Why the omission? It is tempting to say that immigration did not come up because the elites who manage the presidential debates are uncomfortable with the topic, are worried that the issue favors Republican border hawks, and are more interested in subjects relevant to their cultural coterie. But it is also true that presidential debates tend to focus on current events and pressing challenges, and that immigration just does not seem as great a concern today as the coronavirus, the economy, race relations and civil unrest, and California brushfires.
The apparent irrelevance of immigration and border security to the election might also be attributed to the achievements of the Trump administration. But these achievements are partial, tenuous, and dependent on events and relationships and court decisions. And they are easily reversed. What should worry the president is that the somnolence on the border deprives him of the very issue that propelled his rise to power, and that drove the populist revolt against the Washington establishment whose offshoots included the Ron Paul candidacies, the Tea Party, and Republican victories in 2014 and 2016. Immigration is next only to the economy and to the courts as a place where the president can contrast his record and agenda with Biden’s and appeal to national solidarity and historical tradition. His parlous electoral status may be related to the fact that immigration is not much of a factor in this most unusual campaign.

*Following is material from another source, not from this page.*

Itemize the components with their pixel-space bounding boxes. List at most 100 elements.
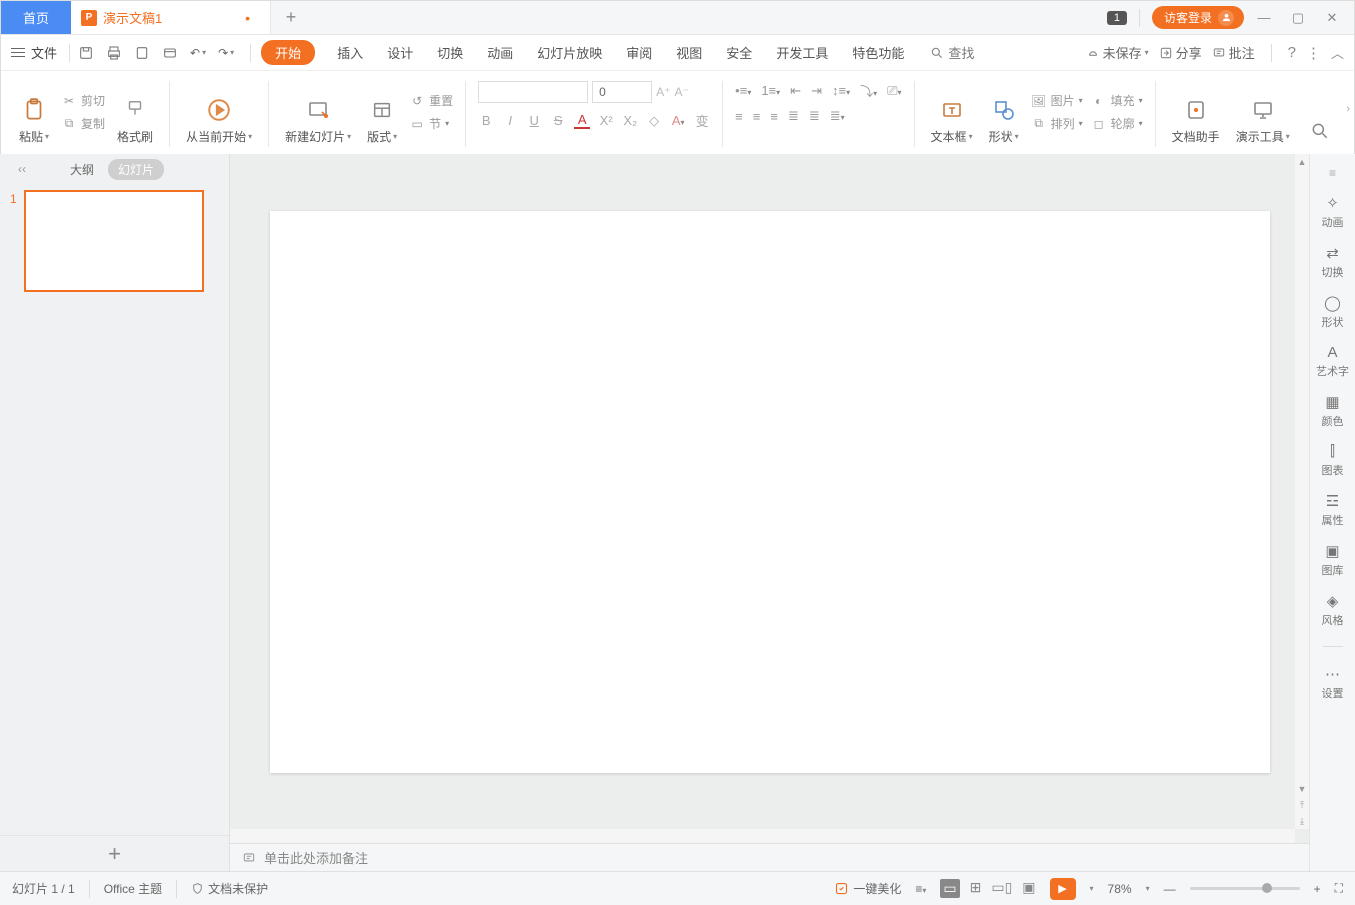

There is no gainsaying immigration’s importance to the Trump presidency. It was immigration that triggered the grassroots rebellion against the George W. Bush and Barack Obama administrations, and against congressional supporters of amnesty for illegal immigrants, culminating in Trump’s 2016 primary victory. Immigration became the touchstone of Trump’s campaign on day one and served as the cudgel by which he defeated Jeb Bush and other Republicans for whom the Bush-Obama approach to legalization was correct. The border wall was not only a rallying cry but also a symbol of how a Trump presidency would privilege American citizens above all else. And Trump fused immigration to economics, by opposing H-1B visas; to crime, by highlighting gang activity; and to national security, by enacting his travel ban against countries that sponsor terrorism.